Le Front de gauche est suspendu dans plusieurs villes au choix que feront les communistes de partir ou non avec le PS aux municipales.

Michel Soudais  • 12 septembre 2013 abonné·es

Les municipales divisent le Front de gauche. Si la plupart des formations qui le composent souhaitent, à l’instar du Parti de gauche (PG), présenter des listes autonomes vis-à-vis du PS, la direction du PCF n’exclut pas de partir sur des listes d’union avec les socialistes. Avant tout pour préserver son réseau d’élus. Malgré des revers lors des scrutins précédents, le PCF et ses apparentés administrent encore 806 communes. Et comptent environ 13 000 élus locaux, dont de nombreux adjoints au maire dans des équipes socialistes ou radicales de gauche.

Le Parti communiste gère 38 villes de plus de 20 000 habitants. Dans ces communes, le maire sortant a la main sur le programme que sa liste défendra ; la recherche d’une entente avec le PS y est donc l’option prioritaire. Dans toutes les autres communes, en revanche, les adhérents du PCF ont jusqu’à fin octobre pour décider de présenter des candidats sur des listes conduites par le PS ou de participer à des listes autonomes Front de gauche, parfois en association avec le NPA ou EELV. Cette ligne d’autonomie a déjà été retenue, selon nos informations, par les sections communistes de 23 villes au moins. Onze d’entre elles sont actuellement détenues par la droite : Nice (Alpes-Maritimes), Marseille et La Ciotat (Bouches-du-Rhône), Lisieux (Calvados), Chartres (Eure-et-Loir), Saint-Malo (Ille-et-Vilaine), Cholet (Maine-et-Loire), Calais (Pas-de-Calais), Tarbes (Hautes-Pyrénées), Toulon (Var), Avignon (Vaucluse). Dix sont dirigées par le PS : Carcassonne (Aude), Dijon (Côte-d’Or), Brest (Finistère), Grenoble (Isère), Clermont-Ferrand (Puy-de-Dôme), Pau (Pyrénées-Atlantiques), Strasbourg (Bas-Rhin), La-Roche-sur-Yon (Vendée), Aubervilliers (Seine-Saint-Denis), Cergy (Val-d’Oise). Et deux sont administrées par un maire EELV : Montreuil et Sevran (Seine-Saint-Denis).
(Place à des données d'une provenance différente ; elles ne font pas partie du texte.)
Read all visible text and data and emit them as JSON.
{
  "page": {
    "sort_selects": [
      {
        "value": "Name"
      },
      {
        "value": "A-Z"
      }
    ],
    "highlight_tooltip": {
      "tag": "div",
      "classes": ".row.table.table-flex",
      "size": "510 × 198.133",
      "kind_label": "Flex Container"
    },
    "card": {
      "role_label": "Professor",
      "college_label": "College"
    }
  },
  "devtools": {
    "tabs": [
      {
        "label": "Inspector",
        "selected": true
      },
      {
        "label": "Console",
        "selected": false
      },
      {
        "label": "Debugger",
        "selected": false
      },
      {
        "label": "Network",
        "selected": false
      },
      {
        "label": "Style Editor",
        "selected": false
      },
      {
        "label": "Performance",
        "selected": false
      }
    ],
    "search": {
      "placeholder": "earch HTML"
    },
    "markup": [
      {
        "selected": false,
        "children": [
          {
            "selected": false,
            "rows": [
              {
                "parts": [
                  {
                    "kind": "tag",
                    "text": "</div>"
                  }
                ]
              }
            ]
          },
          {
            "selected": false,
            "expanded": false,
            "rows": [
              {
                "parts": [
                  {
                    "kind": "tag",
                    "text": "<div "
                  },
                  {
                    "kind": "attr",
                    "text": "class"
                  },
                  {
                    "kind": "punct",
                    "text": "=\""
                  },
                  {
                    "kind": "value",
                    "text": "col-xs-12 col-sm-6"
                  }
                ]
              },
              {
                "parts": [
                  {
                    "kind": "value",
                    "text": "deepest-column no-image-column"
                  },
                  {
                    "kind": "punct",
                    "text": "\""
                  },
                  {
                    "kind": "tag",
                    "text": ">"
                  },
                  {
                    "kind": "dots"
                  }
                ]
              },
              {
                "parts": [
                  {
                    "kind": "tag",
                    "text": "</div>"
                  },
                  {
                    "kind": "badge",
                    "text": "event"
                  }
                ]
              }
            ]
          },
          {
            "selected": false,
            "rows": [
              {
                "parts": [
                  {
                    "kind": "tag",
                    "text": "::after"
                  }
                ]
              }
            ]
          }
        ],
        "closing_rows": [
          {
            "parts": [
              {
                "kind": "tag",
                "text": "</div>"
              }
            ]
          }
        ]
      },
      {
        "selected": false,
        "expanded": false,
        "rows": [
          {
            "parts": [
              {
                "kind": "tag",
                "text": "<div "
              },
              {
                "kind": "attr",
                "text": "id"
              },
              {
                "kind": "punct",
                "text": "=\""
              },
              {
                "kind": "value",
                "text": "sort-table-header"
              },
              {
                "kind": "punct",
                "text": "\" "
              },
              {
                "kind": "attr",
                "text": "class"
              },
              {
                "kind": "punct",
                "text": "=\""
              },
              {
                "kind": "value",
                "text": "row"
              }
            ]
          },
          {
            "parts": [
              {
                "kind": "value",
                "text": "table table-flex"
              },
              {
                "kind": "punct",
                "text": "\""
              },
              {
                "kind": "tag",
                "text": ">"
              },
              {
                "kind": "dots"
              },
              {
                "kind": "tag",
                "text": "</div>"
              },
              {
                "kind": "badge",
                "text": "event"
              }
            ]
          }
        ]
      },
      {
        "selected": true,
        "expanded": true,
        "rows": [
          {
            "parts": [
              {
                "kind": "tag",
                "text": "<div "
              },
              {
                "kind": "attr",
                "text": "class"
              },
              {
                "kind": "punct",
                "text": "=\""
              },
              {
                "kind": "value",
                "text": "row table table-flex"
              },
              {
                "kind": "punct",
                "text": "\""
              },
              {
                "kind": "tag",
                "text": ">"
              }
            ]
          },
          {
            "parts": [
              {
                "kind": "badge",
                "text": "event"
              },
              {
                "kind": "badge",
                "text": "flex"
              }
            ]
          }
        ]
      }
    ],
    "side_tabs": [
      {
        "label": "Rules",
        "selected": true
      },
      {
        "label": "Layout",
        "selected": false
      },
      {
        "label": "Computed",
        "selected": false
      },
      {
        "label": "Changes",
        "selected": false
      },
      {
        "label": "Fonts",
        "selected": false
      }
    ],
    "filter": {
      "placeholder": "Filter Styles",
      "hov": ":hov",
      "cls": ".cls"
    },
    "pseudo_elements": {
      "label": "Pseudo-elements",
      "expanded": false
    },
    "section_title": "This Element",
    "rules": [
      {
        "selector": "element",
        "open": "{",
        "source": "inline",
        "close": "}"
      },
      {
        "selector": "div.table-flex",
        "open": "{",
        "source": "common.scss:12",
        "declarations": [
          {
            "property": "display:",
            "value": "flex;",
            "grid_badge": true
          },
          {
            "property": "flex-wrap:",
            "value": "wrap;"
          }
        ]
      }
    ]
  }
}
Conserver ces acquis est pour la direction du PCF une priorité. Pragmatique, elle laisse ses sections choisir entre les deux options. Officiellement, dans chaque commune, les communistes vérifient « si toute la gauche est capable de se rassembler sur le refus de l’austérité ». Ils ne se détermineraient donc que sur « des projets locaux » et la place accordée aux élus PCF. Dans les faits, cette logique locale intègre des considérations plus électoralistes. À Bourges, le PCF pourrait ainsi partir avec le PS si celui-ci soutient la mairie communiste de Vierzon, l’autre grande ville du Cher, reconquise en 2008. Même cas de figure à Tours, où le PCF entend conserver la ville voisine de Saint-Pierre-des-Corps. Au bout du compte, ce sont toutefois les adhérents communistes qui tranchent lors d’un vote en section. La plupart de ces consultations seront organisées en octobre, mais, dans une vingtaine de villes, le PCF a déjà fait le choix de l’autonomie (voir encadré ci-contre), parfois au terme d’un conflit entre ses élus, favorables à la reconduction de l’union de la gauche, et ses militants, hostiles à l’idée de faire campagne avec les socialistes. De quoi redonner le sourire à Jean-Luc Mélenchon. Depuis les Estivales, le coprésident du PG, soucieux de ne pas cristalliser les divergences de vues entre son parti et le PCF, explique qu’il serait présomptueux de « décider que les communistes sont tous du même avis ». Tout en affirmant ne pas vouloir se mêler des municipales, où, rappelle-t-il régulièrement, il n’est pas candidat, le député européen ne manque pas une occasion de faire valoir ses arguments en faveur de la constitution de listes autonomes : cohérence et honnêteté ( « On ne peut pas faire une manifestation contre le ministre le samedi, et aller voter le dimanche pour lui ou ceux qui le soutiennent. » ). Avec l’espoir à peine dissimulé d’influencer le vote des communistes, dont il dit croire qu’ils « trancheront dans le sens de l’autonomie ».